English Church Architecture -
WITHERSLACK, St. Paul (SD 432 842) (April 2009)
(Bedrock: Carboniferous Dinantian Subsystem, Great Scar Limestone)
This little church in an attractive rural position, was originally built in 1664 and subsequently altered in 1768, and so presents the visitor with the unaccustomed exercise of distinguishing between work of the seventeenth and eighteenth centuries. The building (shown below left, from the south) is formed of a nave and chancel without structural division, a W. tower, a small S. porch, and a humble N. vestry. It is rendered in grey pebble-dash, arguably the most impoverished of materials, but the windows draw one’s attention immediately for they are square-headed and formed of three round-headed, uncusped lights in two tiers, or - if one prefers - divided by a transom some three fifths of the way up, and these provide the clue to the understanding of the building, for the lower tier actually constitutes the original seventeenth century work and the upper tier represents an eighteenth century heightening of the building, when the roof was raised to enable a coved ceiling to be put inserted within.

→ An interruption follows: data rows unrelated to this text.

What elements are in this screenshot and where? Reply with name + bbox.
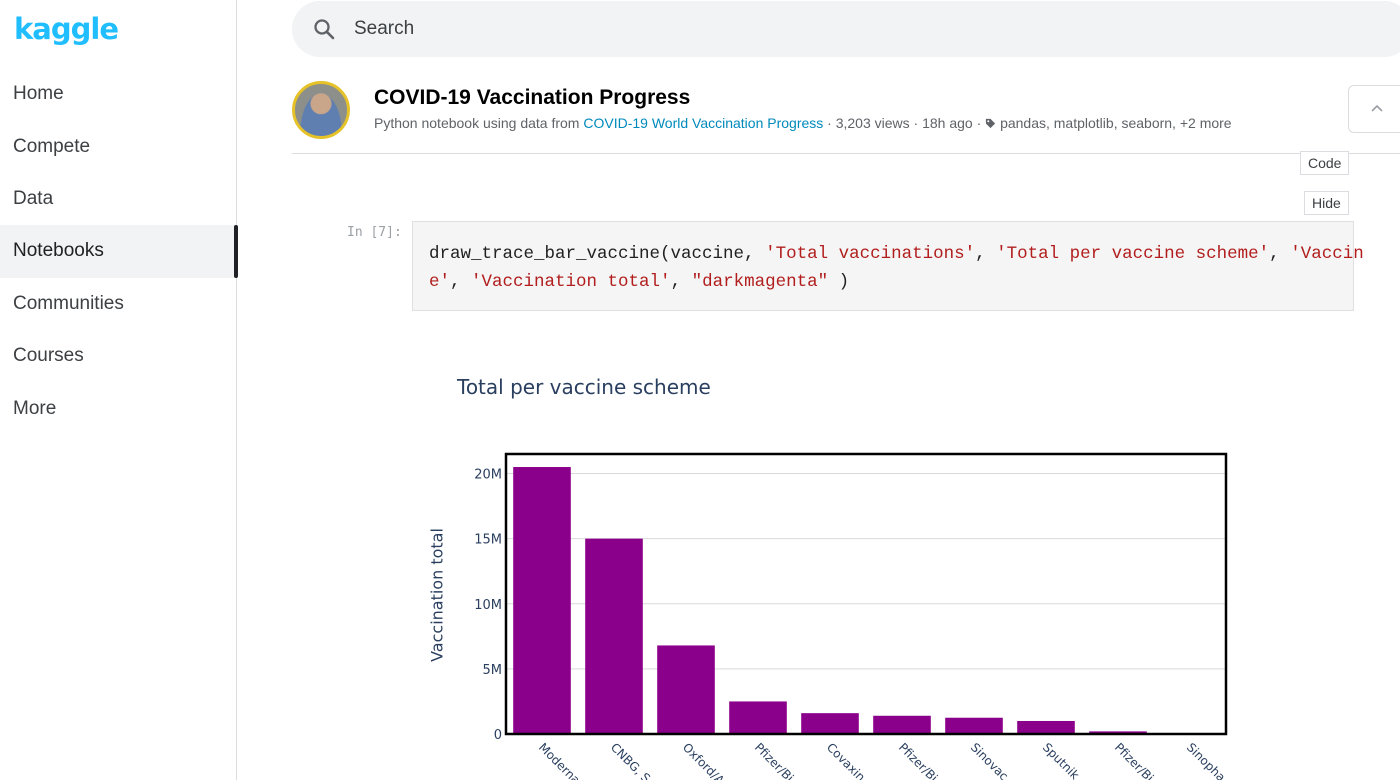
tag-list[interactable]: pandas, matplotlib, seaborn, +2 more xyxy=(1000,115,1232,131)
code-button[interactable]: Code xyxy=(1300,151,1350,175)
tag-icon xyxy=(985,116,996,129)
notebook-title: COVID-19 Vaccination Progress xyxy=(374,86,691,109)
code-sep: , xyxy=(450,272,472,292)
code-string: 'Total vaccinations' xyxy=(765,244,976,264)
code-fn: draw_trace_bar_vaccine(vaccine, xyxy=(429,244,766,264)
bar xyxy=(729,701,787,734)
code-sep: , xyxy=(670,272,692,292)
sidebar-item-communities[interactable]: Communities xyxy=(13,292,124,314)
code-string: 'Vaccin xyxy=(1290,244,1364,264)
code-end: ) xyxy=(828,272,850,292)
y-tick-label: 5M xyxy=(483,663,503,678)
bar xyxy=(513,467,571,734)
bar xyxy=(657,645,715,734)
sidebar-item-data[interactable]: Data xyxy=(13,187,54,209)
sidebar: kaggle Home Compete Data Notebooks Commu… xyxy=(0,0,238,780)
plot-frame xyxy=(504,452,1228,736)
sidebar-item-courses[interactable]: Courses xyxy=(13,345,84,367)
bar xyxy=(585,538,643,734)
notebook-age: 18h ago · xyxy=(922,115,982,131)
search-input[interactable] xyxy=(354,18,954,40)
x-tick-label: Sputnik xyxy=(1040,740,1082,780)
code-string: "darkmagenta" xyxy=(691,272,829,292)
notebook-header: COVID-19 Vaccination Progress Python not… xyxy=(292,72,1400,154)
x-tick-label: Sinovac xyxy=(968,740,1011,780)
meta-prefix: Python notebook using data from xyxy=(374,115,580,131)
bar xyxy=(1089,731,1147,734)
code-string: 'Total per vaccine scheme' xyxy=(996,244,1270,264)
code-sep: , xyxy=(975,244,997,264)
bar xyxy=(1017,720,1075,734)
sidebar-item-compete[interactable]: Compete xyxy=(13,135,91,157)
x-tick-label: Covaxin xyxy=(824,740,868,780)
dataset-link[interactable]: COVID-19 World Vaccination Progress xyxy=(583,115,824,131)
cell-prompt: In [7]: xyxy=(347,225,402,240)
sidebar-item-notebooks[interactable]: Notebooks xyxy=(0,225,238,278)
view-count: · 3,203 views · xyxy=(827,115,919,131)
notebook-meta: Python notebook using data from COVID-19… xyxy=(374,115,1232,131)
hide-button[interactable]: Hide xyxy=(1304,191,1349,215)
y-tick-label: 0 xyxy=(494,728,502,743)
bar xyxy=(945,717,1003,734)
sidebar-item-more[interactable]: More xyxy=(13,397,57,419)
code-sep: , xyxy=(1269,244,1291,264)
x-tick-label: Sinopha xyxy=(1184,740,1228,780)
y-tick-label: 20M xyxy=(474,468,502,483)
x-tick-label: CNBG, S xyxy=(608,740,653,780)
code-string: e' xyxy=(429,272,451,292)
chevron-up-icon xyxy=(1370,100,1384,118)
code-cell[interactable]: draw_trace_bar_vaccine(vaccine, 'Total v… xyxy=(412,221,1364,311)
search-icon xyxy=(312,17,336,41)
x-tick-label: Oxford/A xyxy=(680,740,728,780)
x-tick-label: Pfizer/Bi xyxy=(1112,740,1157,780)
x-tick-label: Pfizer/Bi xyxy=(896,740,941,780)
chart-title: Total per vaccine scheme xyxy=(457,375,711,399)
author-avatar[interactable] xyxy=(292,81,350,139)
x-tick-label: Moderna xyxy=(536,740,583,780)
collapse-button[interactable] xyxy=(1348,85,1400,133)
code-string: 'Vaccination total' xyxy=(471,272,671,292)
sidebar-item-home[interactable]: Home xyxy=(13,83,64,105)
search-bar[interactable] xyxy=(292,1,1400,57)
bar xyxy=(801,713,859,734)
y-tick-label: 15M xyxy=(474,533,502,548)
kaggle-logo[interactable]: kaggle xyxy=(14,12,119,46)
y-tick-label: 10M xyxy=(474,598,502,613)
x-tick-label: Pfizer/Bi xyxy=(752,740,797,780)
sidebar-nav: Home Compete Data Notebooks Communities … xyxy=(0,68,238,435)
bar xyxy=(873,715,931,734)
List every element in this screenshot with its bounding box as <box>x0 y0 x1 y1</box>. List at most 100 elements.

However, to begin with a description of the exterior of St. Paul's, the tower rises to battlements in what is the most conspicuous attempt by the seventeenth century builders to adopt a late-Gothic style (of sorts). The bell-openings are two-light and round-arched and there is a little single light opening below to the north, while the equivalent position to the south is occupied by an excellent one-handed clock dated 1731 (shown in the thumbnail, below left). The N. wall of the nave and chancel is pierced by four three-light windows and there is also a little square window about halfway along, that once opened above the pulpit when this occupied a central position on this side and the benches were arranged transversely around it, in the manner of an Oxbridge college (as is still the case at Ravenstonedale in this county). The E. window consists of five lights within a segmental-pointed arch and was considered by Pevsner to be entirely original, but the south windows copy those to the north, except that since there is a porch on this side towards the west, the windows are pushed approximately one bay to the east, such that (from the west) the first and second windows to the south are opposite the second and third windows to the north, and the third and fourth windows to the south are set on either side of the fourth window to the north. The position of the square window to the north corresponds with a small doorway opposite (presumably intended as a priest’s doorway even though it leads into the nave) with a cartouche and inscription above (illustrated right), which reads, “Rev. John Barwick, born in this hamlet, late dean of St Paul’s, built this chapel, A.D. 1664”. The S. porch is windowless but the inner and outer doorways bear wide, reverse ogee mouldings, the wooden outer door is formed of six vertical planks with long ornamental iron hinges, and the inner door is double-leaved.
Inside the building, the coved Adam-style plaster ceiling is one of the two most striking features, the other being the cornice marking the entrance to the sanctuary, supported on two Ionic columns and pilasters at the sides. (See the photograph of the interior below, viewed from the west.) This is the work of 1768. The sanctuary is raised a single step but the nave and chancel are built on the same level and divided only by a low wooden screen. The communion rail is of Laudian type (i.e. with three sides that enclose the altar) (as illustrated at the foot of the page, on the left). The pulpit (illustrated at the foot of the page, on the right) is surmounted by a heavy tester supported by a high backboard carved with lozenge-shaped motifs, and is itself decorated with two tiers of panelling carved with vines and flowers. Reputedly, this is a nineteenth century reconstruction from eighteenth century pieces. The tower is approached from the nave through a wooden rectangular doorway (without a door), with an architrave above, supported on consoles.
Finally, the church contains several minor wall monuments, of which the most affecting is set against the N. wall of the chancel, immediately west of the sanctuary, and features the recumbent effigy of a young child. It appears to be unsigned and commemorates Geoffrey Stanley who died in 1871 at the tender age of two. The S. wall of the nave displays a large Royal Arms of Queen Anne but the quality is poor.